Comment les Länder allemands abordent-ils ces deux révolutions ? Task forces spécifiques ? Initiatives publiques ? privées ?
Et est-ce que ces évolutions peuvent affecter les relations entre les Länder et le Bund (gouvernement fédéral) ?
Klaus MANGOLD
Il faut bien avoir à l'esprit que les Länder allemands ont une tradition d'échange étroit avec le monde industriel et économique, tradition qui s'est beaucoup renforcée, à la fin de la deuxième guerre mondiale, quand l'Allemagne était ruinée. D'où un dynamisme très fort au début des années 50, et un rôle majeur dans les restructurations économiques et politiques. Ils ont alors développé une grande expérience dans ces domaines, cette activité et cette expérience étant dès lors toujours reconnues aujourd'hui, après plus de 60 années d’expérience, par la très grande majorité des citoyens allemands et des entreprises.
Ils n'ont pas hésité à prendre des initiatives pour faire travailler ensemble les différents acteurs. Citons par exemple :
- en Rhénanie, dans la Ruhr, le développement industriel opéré autour des industries du charbon, de l’acier, de l’énergie… basé sur les relations entre les mondes politiques, économiques, sociaux ;
- en Bavière, où s’est opéré le passage d’un monde agricole à un « futur » basé sur le rapprochement industries / universités / centres de recherche, grâce à un dialogue permanent entre le Land et les BMW, Airbus, Siemens… notamment sur le terrain de la formation et du dialogue social – car les organisations syndicales sont toujours présentes ;
- idem dans le Bade Wurtemberg caractérisé, avec l’appui du Land, par des relations tout à fait étroites entre les grandes entreprises automobiles (Audi, Porsche, Daimler) et le réseau des sous-traitants régionaux.

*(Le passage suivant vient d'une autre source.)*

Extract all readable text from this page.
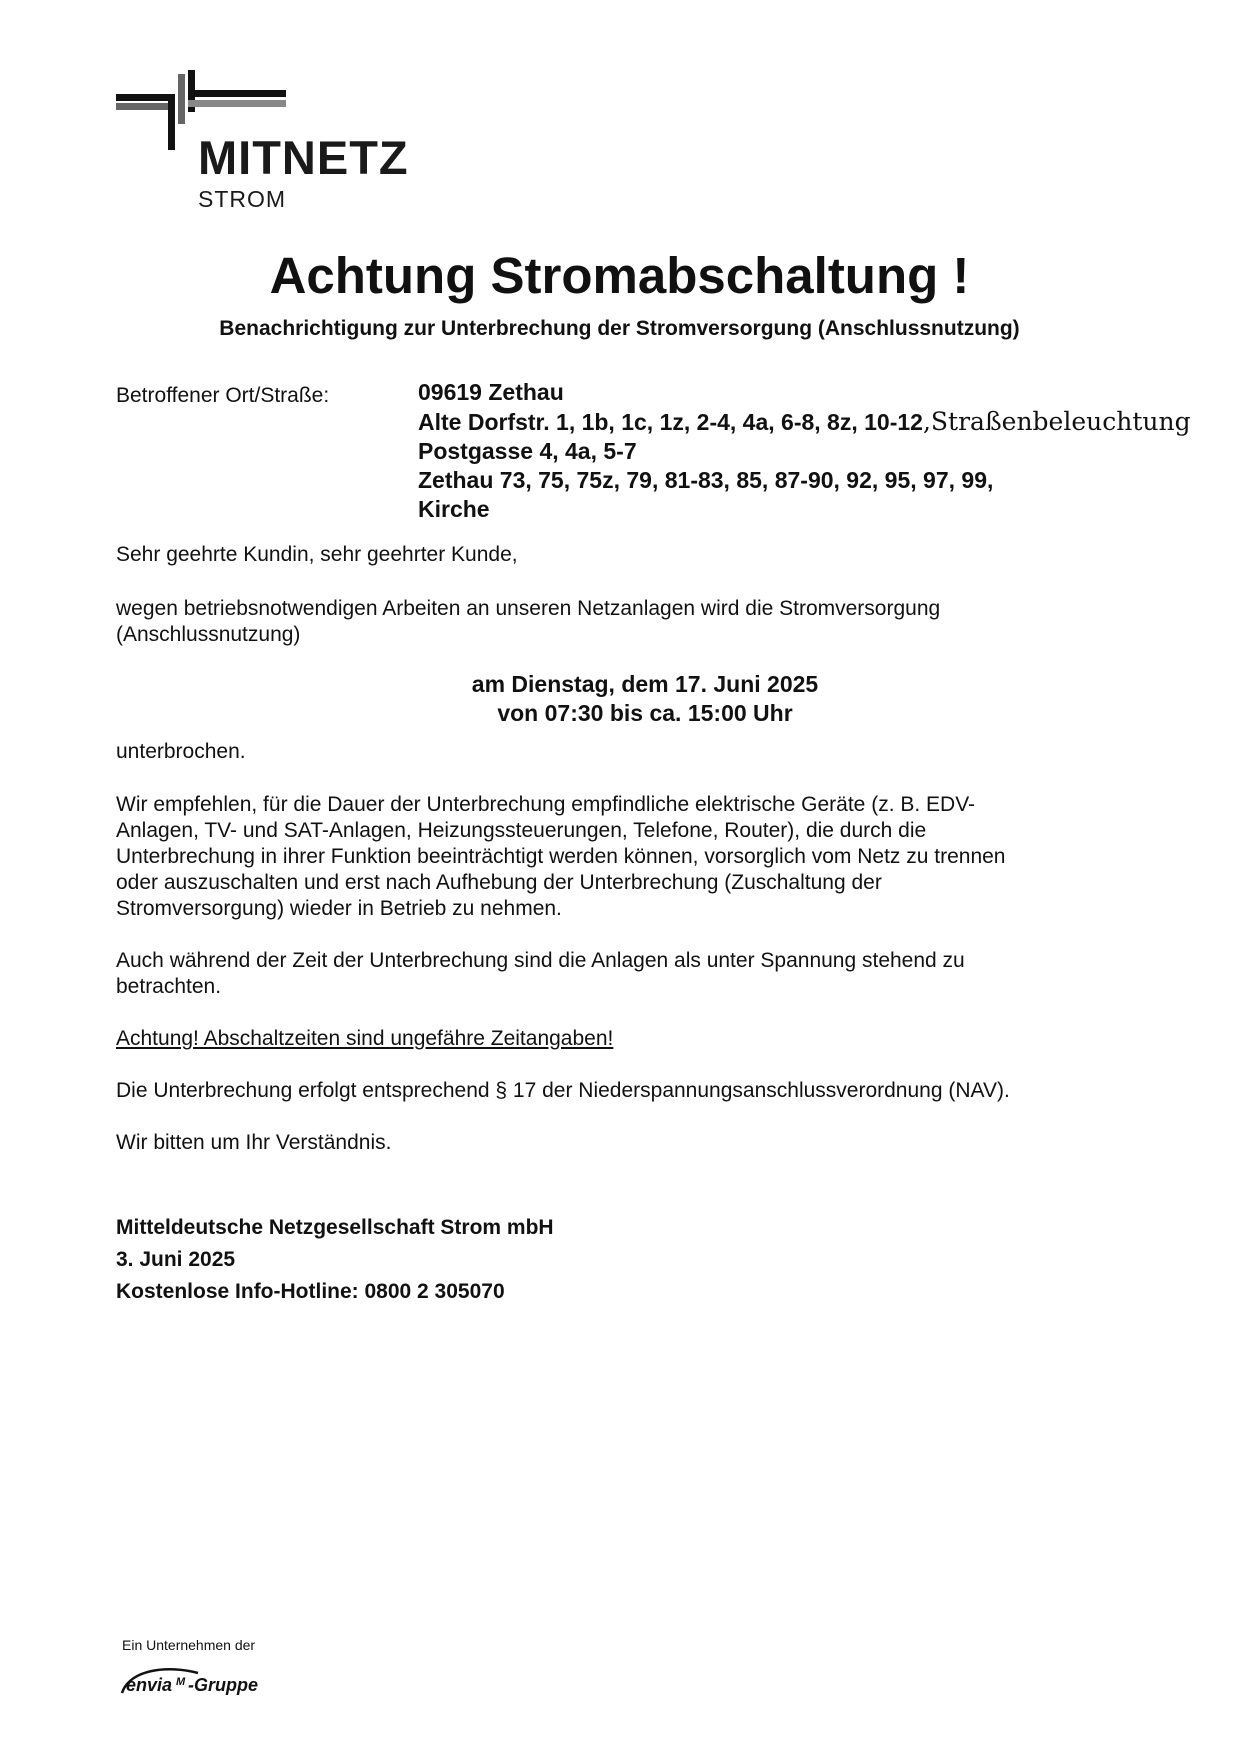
MITNETZ
STROM
Achtung Stromabschaltung !
Benachrichtigung zur Unterbrechung der Stromversorgung (Anschlussnutzung)
Betroffener Ort/Straße:	09619 Zethau
Alte Dorfstr. 1, 1b, 1c, 1z, 2-4, 4a, 6-8, 8z, 10-12,Straßenbeleuchtung
Postgasse 4, 4a, 5-7
Zethau 73, 75, 75z, 79, 81-83, 85, 87-90, 92, 95, 97, 99,
Kirche
Sehr geehrte Kundin, sehr geehrter Kunde,
wegen betriebsnotwendigen Arbeiten an unseren Netzanlagen wird die Stromversorgung
(Anschlussnutzung)
am Dienstag, dem 17. Juni 2025
von 07:30 bis ca. 15:00 Uhr
unterbrochen.
Wir empfehlen, für die Dauer der Unterbrechung empfindliche elektrische Geräte (z. B. EDV-
Anlagen, TV- und SAT-Anlagen, Heizungssteuerungen, Telefone, Router), die durch die
Unterbrechung in ihrer Funktion beeinträchtigt werden können, vorsorglich vom Netz zu trennen
oder auszuschalten und erst nach Aufhebung der Unterbrechung (Zuschaltung der
Stromversorgung) wieder in Betrieb zu nehmen.
Auch während der Zeit der Unterbrechung sind die Anlagen als unter Spannung stehend zu
betrachten.
Achtung! Abschaltzeiten sind ungefähre Zeitangaben!
Die Unterbrechung erfolgt entsprechend § 17 der Niederspannungsanschlussverordnung (NAV).
Wir bitten um Ihr Verständnis.
Mitteldeutsche Netzgesellschaft Strom mbH
3. Juni 2025
Kostenlose Info-Hotline: 0800 2 305070
Ein Unternehmen der
envia M -Gruppe
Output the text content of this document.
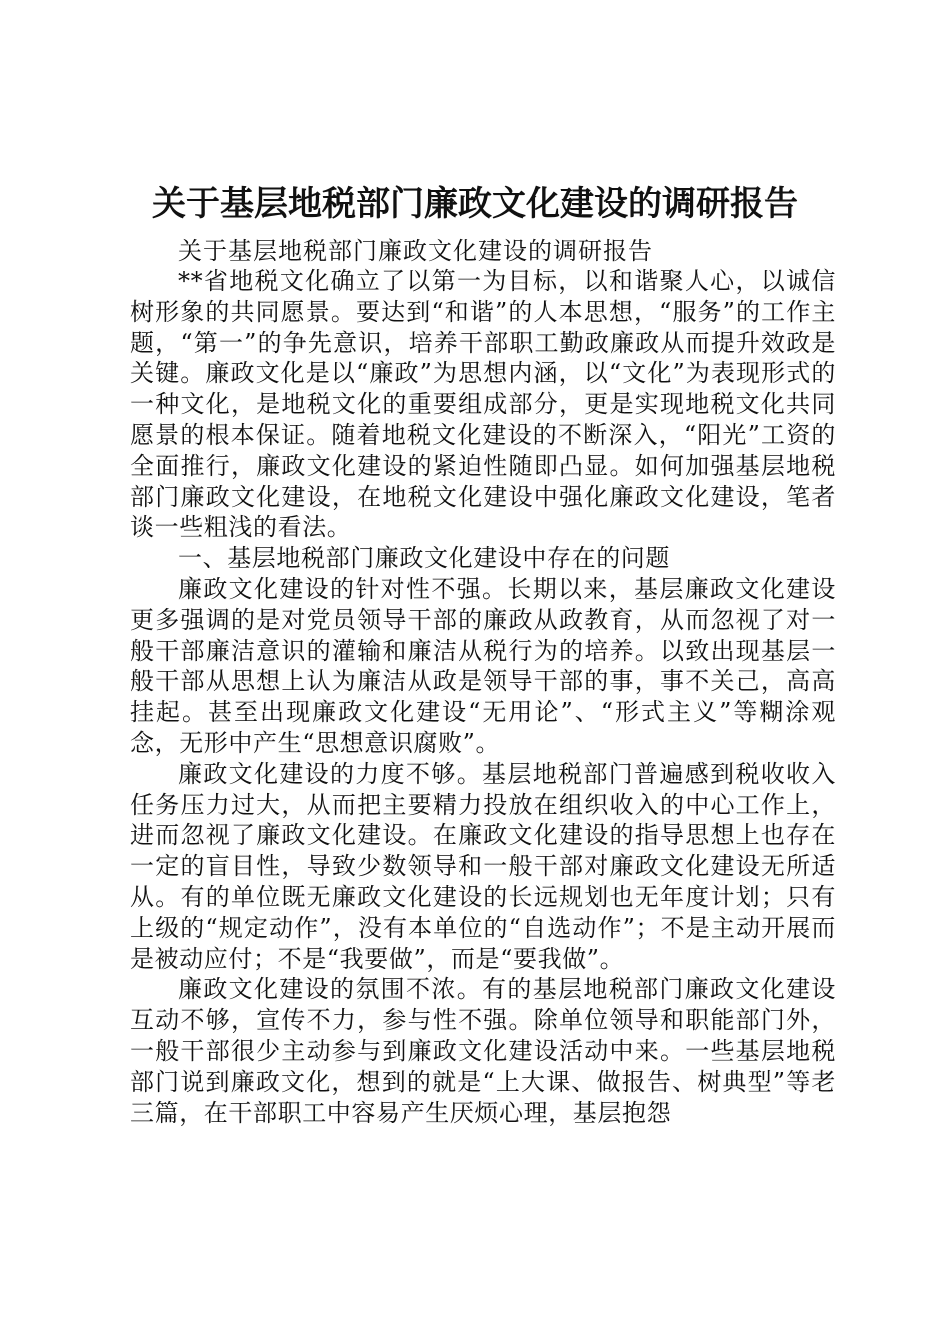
关于基层地税部门廉政文化建设的调研报告

关于基层地税部门廉政文化建设的调研报告

**省地税文化确立了以第一为目标，以和谐聚人心，以诚信树形象的共同愿景。要达到“和谐”的人本思想，“服务”的工作主题，“第一”的争先意识，培养干部职工勤政廉政从而提升效政是关键。廉政文化是以“廉政”为思想内涵，以“文化”为表现形式的一种文化，是地税文化的重要组成部分，更是实现地税文化共同愿景的根本保证。随着地税文化建设的不断深入，“阳光”工资的全面推行，廉政文化建设的紧迫性随即凸显。如何加强基层地税部门廉政文化建设，在地税文化建设中强化廉政文化建设，笔者谈一些粗浅的看法。

一、基层地税部门廉政文化建设中存在的问题

廉政文化建设的针对性不强。长期以来，基层廉政文化建设更多强调的是对党员领导干部的廉政从政教育，从而忽视了对一般干部廉洁意识的灌输和廉洁从税行为的培养。以致出现基层一般干部从思想上认为廉洁从政是领导干部的事，事不关己，高高挂起。甚至出现廉政文化建设“无用论”、“形式主义”等糊涂观念，无形中产生“思想意识腐败”。

廉政文化建设的力度不够。基层地税部门普遍感到税收收入任务压力过大，从而把主要精力投放在组织收入的中心工作上，进而忽视了廉政文化建设。在廉政文化建设的指导思想上也存在一定的盲目性，导致少数领导和一般干部对廉政文化建设无所适从。有的单位既无廉政文化建设的长远规划也无年度计划；只有上级的“规定动作”，没有本单位的“自选动作”；不是主动开展而是被动应付；不是“我要做”，而是“要我做”。

廉政文化建设的氛围不浓。有的基层地税部门廉政文化建设互动不够，宣传不力，参与性不强。除单位领导和职能部门外，一般干部很少主动参与到廉政文化建设活动中来。一些基层地税部门说到廉政文化，想到的就是“上大课、做报告、树典型”等老三篇，在干部职工中容易产生厌烦心理，基层抱怨
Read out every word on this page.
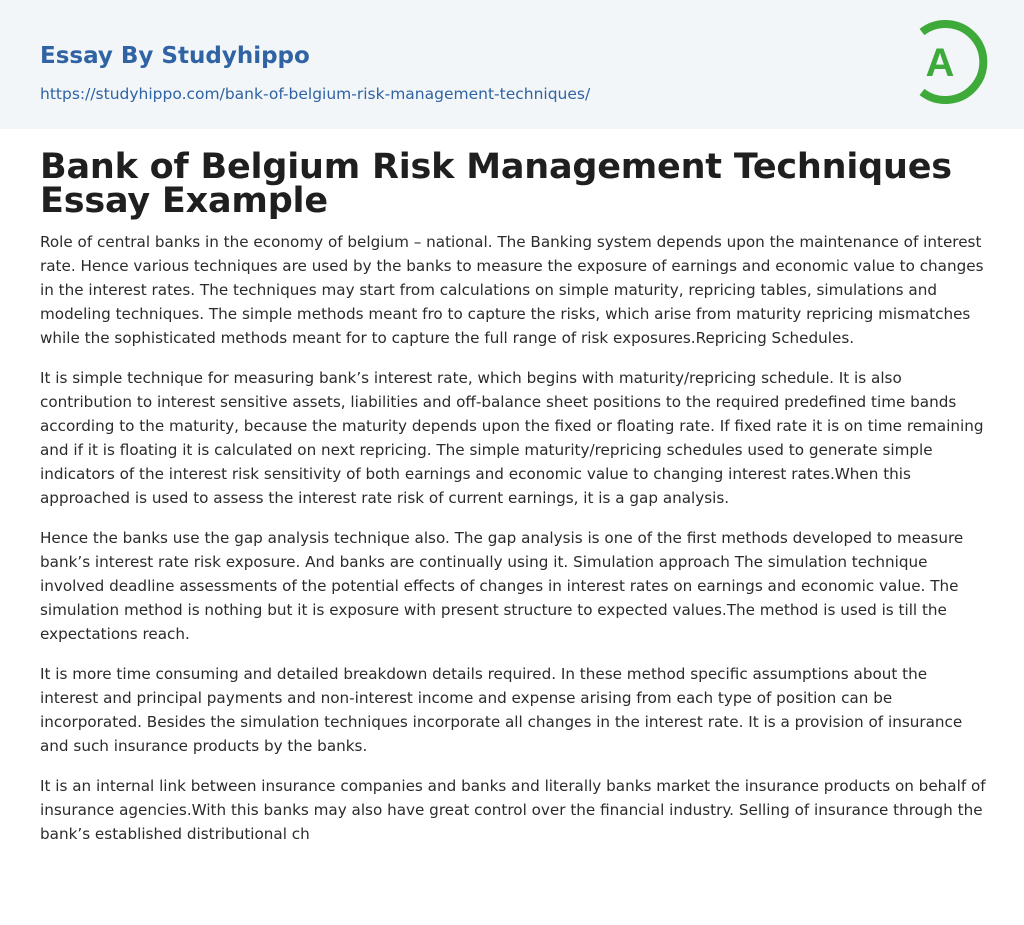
Essay By Studyhippo
https://studyhippo.com/bank-of-belgium-risk-management-techniques/
A
Bank of Belgium Risk Management Techniques Essay Example

Role of central banks in the economy of belgium – national. The Banking system depends upon the maintenance of interest rate. Hence various techniques are used by the banks to measure the exposure of earnings and economic value to changes in the interest rates. The techniques may start from calculations on simple maturity, repricing tables, simulations and modeling techniques. The simple methods meant fro to capture the risks, which arise from maturity repricing mismatches while the sophisticated methods meant for to capture the full range of risk exposures.Repricing Schedules.

It is simple technique for measuring bank’s interest rate, which begins with maturity/repricing schedule. It is also contribution to interest sensitive assets, liabilities and off-balance sheet positions to the required predefined time bands according to the maturity, because the maturity depends upon the fixed or floating rate. If fixed rate it is on time remaining and if it is floating it is calculated on next repricing. The simple maturity/repricing schedules used to generate simple indicators of the interest risk sensitivity of both earnings and economic value to changing interest rates.When this approached is used to assess the interest rate risk of current earnings, it is a gap analysis.

Hence the banks use the gap analysis technique also. The gap analysis is one of the first methods developed to measure bank’s interest rate risk exposure. And banks are continually using it. Simulation approach The simulation technique involved deadline assessments of the potential effects of changes in interest rates on earnings and economic value. The simulation method is nothing but it is exposure with present structure to expected values.The method is used is till the expectations reach.

It is more time consuming and detailed breakdown details required. In these method specific assumptions about the interest and principal payments and non-interest income and expense arising from each type of position can be incorporated. Besides the simulation techniques incorporate all changes in the interest rate. It is a provision of insurance and such insurance products by the banks.

It is an internal link between insurance companies and banks and literally banks market the insurance products on behalf of insurance agencies.With this banks may also have great control over the financial industry. Selling of insurance through the bank’s established distributional ch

Et, fait notable, cette qualité des relations se poursuit, quelle que soit la couleur politique des gouvernements des Länder. Aujourd'hui par exemple, le gouvernement « vert » du Bade Wurtemberg est engagé dans un dialogue soutenu avec les industriels pour rechercher, ensemble, dans le contexte de mise en cause du diesel, un nouvel équilibre qui puisse concilier au mieux la défense de l’environnement, la défense de l’emploi, et la défense des industries. On retrouve dans cet exemple la notion, très ancrée en Allemagne, de cluster, et de défense d’une chaîne de valeur.